Zag: The CEO of Ruter, mentioned in a recent conversation, the need for a near-car experience, which seems aligned with your approach. Could you share insights on how you minimise pains for users, especially with your focus on service?
Eric: “Riding an e-bike is generally a healthy, joyful experience. You’re outdoors, you get cargo space, you can even bring your kids. I ride with my three-and-a-half-year-old son every day to his Kita, even when it’s snowing. It’s actually really nice riding in winter if you have the right clothes. Overcoming the discomfort around the riding experience is crucial.
“A surprising amount of people also associate owning a bike with some level of pain. They’ve had bad experiences, or think bikes are annoying compared to cars. Except cars just have a slightly different set of problems.
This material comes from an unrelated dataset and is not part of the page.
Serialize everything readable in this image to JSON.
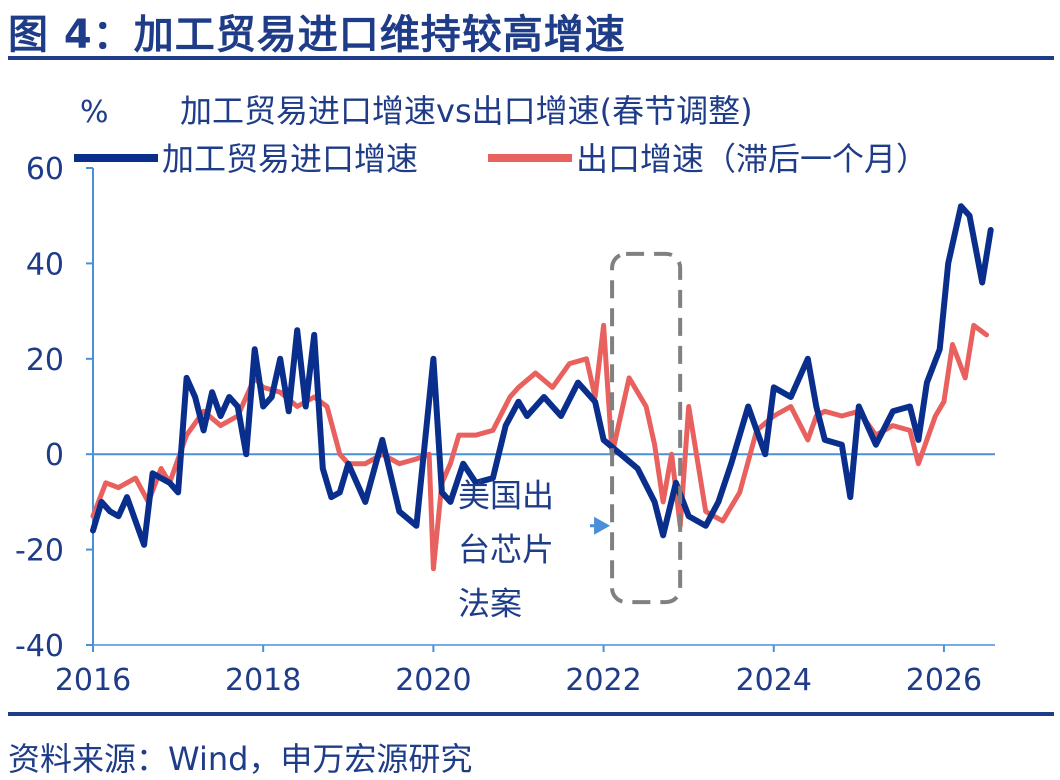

That’s why there are car subscriptions. We are trying to do the same thing, make it as simple as possible to have a great experience riding a bike. But individuals still have to get a little out of their comfort zones to make that commitment.”
Zag: Do you have an idea yet about how long these bikes last?
Eric: “From an accounting perspective, we depreciate the e-bikes over three years. In reality, they can last many more years if they are well-built and well-maintained, which gives our business model a lot of upside. We are also a circular economy company. We want to use these assets for as long as possible, so it’s in our interest to extend that lifespan.”
Zag: Some players find it challenging to obtain debt to pay for the vehicles. How do you make the argument about the resale value of the assets, especially in the event of a default?
Eric: “There is the residual value of the vehicles themselves, but there’s also the value of the customer base. In the case of a bankruptcy, a backup operator could step in and keep revenue flowing. That becomes much easier to sell once you’re a well-performing, recurring revenue business with high predictability. We’re building toward that. Eventually, we think it would have to be a large, asset-backed debt facility.
“But, it’s still early on in that journey.”